In the world of performance tuning, tiny tweaks in code that runs thousands of times can add up to massive gains—think of it as the compound interest of optimization. A few milliseconds shaved off here and there may seem insignificant on their own, but they can quickly turn into a tidal wave of savings. So, remember: when it comes to high-frequency calls, every little improvement can make a big splash! And if you still try to find the needle in the haystack for the single code that improves everything, remember that there are no haystack;  Only needles.

Dynamics 365 and the Ostrich algorithm

Through my career, performance have been a returning topic, and I have tried to share as much of my knowledge as possible.  Today I would like to write about the .initValue() method, that is actually more costly than you think. Even if is empty.

I did a traceparsing to better understand the performance of inserting 10 sales order lines, that I feel is far below acceptable performance.

The Traceparser looked like this, and I was focusing on queries and statements that was unusual highly frequent for inserting 10 sales order lines. Specifically there where 548 calls towards a table named SysClientSessions.

SELECT {fields}
FROM SYSCLIENTSESSIONS T1
WHERE (SESSIONID=61852)

Why would inserting 10 salesorder lines result in 548 db calls on the session table? I looked at the callstack, and realized that the original source was from the .initValue() methods, that triggers a chain of events, and deep into the call stack I see that there is a call towards Global::isRunningOnBatch() to validate if my client is in a batch or in a GUI.

The issue is that SYSCLIENTSESSIONS not cached.
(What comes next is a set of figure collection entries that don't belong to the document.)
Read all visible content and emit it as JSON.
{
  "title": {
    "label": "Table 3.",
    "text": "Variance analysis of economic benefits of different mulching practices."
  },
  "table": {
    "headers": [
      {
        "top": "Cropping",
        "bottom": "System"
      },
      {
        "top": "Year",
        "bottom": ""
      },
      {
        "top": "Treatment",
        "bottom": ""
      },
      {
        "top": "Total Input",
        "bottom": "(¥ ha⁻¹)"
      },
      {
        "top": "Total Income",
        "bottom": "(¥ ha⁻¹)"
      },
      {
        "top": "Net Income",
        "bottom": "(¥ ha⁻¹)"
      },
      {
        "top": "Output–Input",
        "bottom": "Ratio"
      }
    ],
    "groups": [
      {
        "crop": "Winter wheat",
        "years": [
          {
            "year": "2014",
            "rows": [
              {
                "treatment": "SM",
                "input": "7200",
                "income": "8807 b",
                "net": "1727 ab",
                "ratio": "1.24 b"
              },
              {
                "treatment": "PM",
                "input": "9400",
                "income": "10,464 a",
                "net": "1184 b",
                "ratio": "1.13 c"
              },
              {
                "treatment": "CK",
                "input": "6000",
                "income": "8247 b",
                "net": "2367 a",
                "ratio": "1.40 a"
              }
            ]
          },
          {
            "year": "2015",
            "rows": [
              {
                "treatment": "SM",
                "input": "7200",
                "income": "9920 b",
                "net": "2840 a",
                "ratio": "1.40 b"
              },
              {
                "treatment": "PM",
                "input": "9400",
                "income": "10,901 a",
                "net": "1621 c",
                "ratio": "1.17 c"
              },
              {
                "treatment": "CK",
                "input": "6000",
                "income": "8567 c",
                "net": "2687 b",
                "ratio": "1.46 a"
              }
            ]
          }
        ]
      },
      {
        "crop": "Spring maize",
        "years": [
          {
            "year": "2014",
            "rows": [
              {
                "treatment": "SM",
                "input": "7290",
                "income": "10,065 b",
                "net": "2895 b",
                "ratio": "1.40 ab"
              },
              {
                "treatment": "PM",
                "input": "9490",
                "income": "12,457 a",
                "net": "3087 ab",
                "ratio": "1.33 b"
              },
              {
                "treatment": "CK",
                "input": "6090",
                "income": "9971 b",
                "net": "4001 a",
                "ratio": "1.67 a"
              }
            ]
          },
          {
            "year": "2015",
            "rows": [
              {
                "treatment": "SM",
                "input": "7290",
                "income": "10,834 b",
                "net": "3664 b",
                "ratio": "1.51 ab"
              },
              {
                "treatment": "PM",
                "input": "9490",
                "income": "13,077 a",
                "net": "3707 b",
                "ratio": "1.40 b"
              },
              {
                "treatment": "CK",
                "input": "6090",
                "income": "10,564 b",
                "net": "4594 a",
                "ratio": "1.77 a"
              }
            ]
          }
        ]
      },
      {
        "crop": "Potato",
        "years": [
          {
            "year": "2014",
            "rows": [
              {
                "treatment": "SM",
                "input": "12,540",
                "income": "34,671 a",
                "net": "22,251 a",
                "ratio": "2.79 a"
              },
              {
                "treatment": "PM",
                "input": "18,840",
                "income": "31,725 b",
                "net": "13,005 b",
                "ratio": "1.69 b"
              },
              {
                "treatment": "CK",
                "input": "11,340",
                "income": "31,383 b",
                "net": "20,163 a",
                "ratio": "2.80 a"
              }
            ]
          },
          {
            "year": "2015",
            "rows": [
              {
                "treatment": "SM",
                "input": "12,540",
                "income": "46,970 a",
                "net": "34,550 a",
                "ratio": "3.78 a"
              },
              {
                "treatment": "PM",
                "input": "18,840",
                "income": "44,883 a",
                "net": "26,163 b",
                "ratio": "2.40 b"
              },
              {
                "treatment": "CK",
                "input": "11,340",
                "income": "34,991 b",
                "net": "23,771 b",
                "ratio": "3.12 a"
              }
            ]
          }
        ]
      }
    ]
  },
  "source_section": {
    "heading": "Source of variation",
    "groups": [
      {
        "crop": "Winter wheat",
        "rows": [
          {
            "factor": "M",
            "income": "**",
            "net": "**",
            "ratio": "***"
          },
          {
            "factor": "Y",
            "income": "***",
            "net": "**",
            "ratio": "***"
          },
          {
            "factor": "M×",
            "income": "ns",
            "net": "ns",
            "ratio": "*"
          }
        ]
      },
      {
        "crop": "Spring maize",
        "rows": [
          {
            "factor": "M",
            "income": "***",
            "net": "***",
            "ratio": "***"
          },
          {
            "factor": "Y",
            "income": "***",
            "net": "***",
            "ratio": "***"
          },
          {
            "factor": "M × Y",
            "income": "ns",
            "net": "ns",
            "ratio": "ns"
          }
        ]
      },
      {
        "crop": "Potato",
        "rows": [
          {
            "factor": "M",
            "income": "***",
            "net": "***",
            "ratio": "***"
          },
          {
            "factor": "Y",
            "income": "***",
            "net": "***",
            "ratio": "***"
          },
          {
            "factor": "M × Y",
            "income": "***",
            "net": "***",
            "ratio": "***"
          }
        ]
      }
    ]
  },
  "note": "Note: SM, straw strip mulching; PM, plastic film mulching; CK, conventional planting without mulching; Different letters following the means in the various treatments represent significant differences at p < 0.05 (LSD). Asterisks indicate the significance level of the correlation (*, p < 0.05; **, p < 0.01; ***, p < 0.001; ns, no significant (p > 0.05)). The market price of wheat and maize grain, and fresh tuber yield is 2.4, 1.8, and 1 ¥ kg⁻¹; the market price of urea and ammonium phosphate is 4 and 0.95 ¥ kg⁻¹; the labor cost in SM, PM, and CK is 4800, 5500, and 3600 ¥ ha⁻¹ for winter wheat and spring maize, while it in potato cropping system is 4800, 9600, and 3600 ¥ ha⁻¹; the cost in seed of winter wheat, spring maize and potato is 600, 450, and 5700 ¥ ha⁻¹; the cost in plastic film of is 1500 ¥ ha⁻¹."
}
It is set to “none”, meaning that any queries will always hit the DB.

But why are the .initValue() executed so many times?


It seems that for misc charges a table is used as a search paramater table as shown here, and in this process, it starts with executing .initvalue()

Code like this are stealing milliseconds from the execution, and this is just a very small example showcasing why deeper trace parsing in Dynamics 365 F&O are needed.

To achieve better performance Microsoft must start looking for unneeded high frequent queries and take them seriously. Even though this small extra query is only 0,83 ms per execution, the total amount is close to 0.5s as it is executed 548 times. In addition there will be latency and AOS processing time throw-out the callstack for each query.

I have encountered many similar situations, and I try to report them to Microsoft support. In most of the cases it returns back with “as designed” conclusion, and where support do not consider this as a bug. But if these minor details would get focus, the sum of such improvements would really speed up the Dynamics 365 F&O performance. Should I add them to the ideas site to die?

We in the community want Dynamics 365 to be the best solution ever, and fixing the minor things can really make a major change. I hope that Ostrich algorithm is not becoming an official Microsoft approach to minor issues, as what is actually wanted is perfection and not excuses.

This blogpost was written without any AI.